From “9 Poems”

Karl
Neumann

3

Aesthetic reflection is the reflection of nowhere;
the innerness that collapses in beauty. A thing
is beloved, but we are terrified of the hunger
that our longing creates. So the plasm of life and
death intertwines in each being. How it will be determined
is a matter of faith:

And it is like a fire that has passed through my flesh,
this moral awakening to the blood. To the absence
of death in all inner action: the turning over
of mind into soul and soul into mind; it is a being with
a body. So I ask, how
can we be responsive to the life that is given? To the
life that evolves in us and is mysterious to even us?

We must look to the soul that is drawn down
out of nothingness into shape so the soul is the
shape of desire. We are opened out from the womb of
silence and ask, how does the body die except through fear?
How does the soul die except through pain?
The body may die but the soul must always live-
not in space, but in the time before the birth of the body,
outside of itself, completely relative to the opening of the
life within it. The origin of life is the absence that
strips from the core of longing an emptiness. So life
has an image: lyrical and nameless and free.

With an almost incredible eloquence we speak of death,
aware of how acutely time has compounded itself out of
stillness and must run through us, without god, with no
divinity but the blood and the music of the blood.
We are starkly beautiful in our desire for a new strangeness,
for a new being brought forth out of the old.

4

The body must face its appearance,
it must be renewed despite its dying, the soul
bright with love, the mind given over to the
enchantment of the life beyond the body, the
life in nature, the life that is like water... And sings
like the water that is entrenched in the spirit of death,
so unknown and subtle within us.
How does death undo us except through
an awareness of death? The materials of the universe
are fashioned up out of a darkness, they surge through
us and we convert them into particles of light.
The imaginative faculty may still behold the sun
in winter, and I may ask –
how may I die within this sun? How may I kill this
deathlessness in me? This is the rejoinder of the soul
to time – without fear for what is to come, with a knowledge
that all is becoming and cannot be a simple sundering
or joining together.
The Greek woman does not cower in her nakedness.
She does not cower at the edge of the light blue
Mediterranean. Her prayers are to the Eros within her, they
are said upright and with unconscious pride. The tendrils
of life have hooked deep within her, and have grasped her being.
They are ever-hidden, these purposeful tendrils of life... Ever-moving
beneath our spiritual skin, ever moving towards our inmost soul.

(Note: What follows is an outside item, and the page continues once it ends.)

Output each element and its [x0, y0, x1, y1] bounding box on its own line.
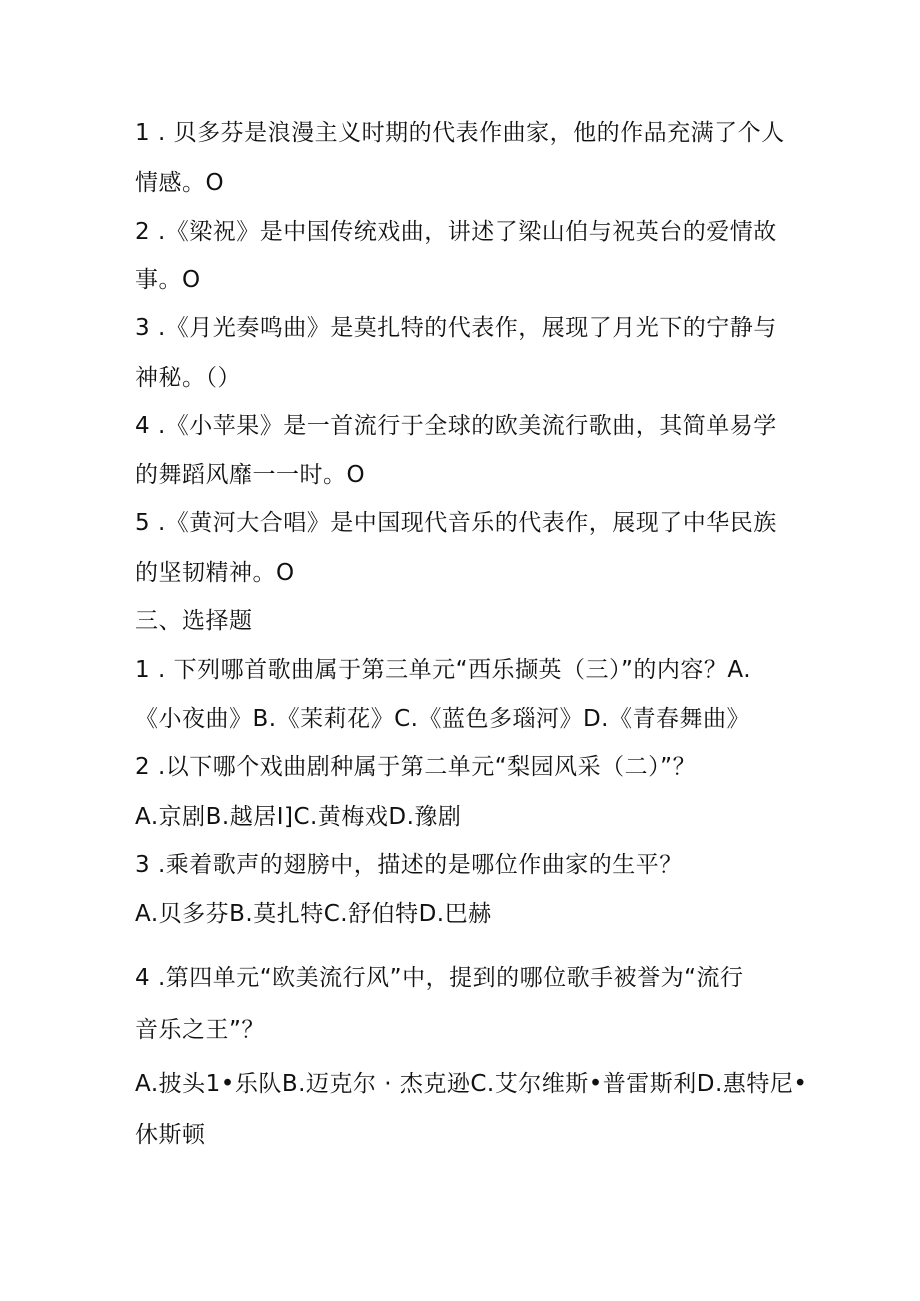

And how can we kill these shoots of life so that we may capture
their vitality within us? We must not be fearful and say, I
have more and more life ahead of me, for life is always gathering
upon itself. I am not afraid of the milk of spiritual infancy to run dry –
I am nourished by the overcoming of death, and am brought
now closer to life.

I wonder at my own inner beauty, my own inner necessity, and my
own brutality. These are our virtues, these are our causes for hope.
The mind may make itself immaculate, may cleanse itself of
death within life and life within death.

And so everything good is hidden, and everything good may be uncovered
as it is. The image of spring, contained within that of winter. The
snow which covers the grass and flowers and the deepest roots of trees.
Everything good has life and is saved by life.
Everything good cleanses itself of death as
death without life and life without death. The good is
without a god, it has no need of god, it is a part of itself and
a partaker only of its love for what it is a part. My anguish
is only that I am poised at the point of this renewal. I
must collapse and fold back into this new existence, this
new and greater existence of love.

All things must have a limit, and God must be limited through
being God. Each perfection demands a requisite imperfection. To
come into being means we must eventually pass out of being.

A child is active and strong, a child hovers above the
earth and says that every single beauty has a purpose. A
child does not yearn for death because a child finds
death everywhere already. The child feels the miraculous fact
of being suddenly alive...

All is bitterness, pain, and acceptance.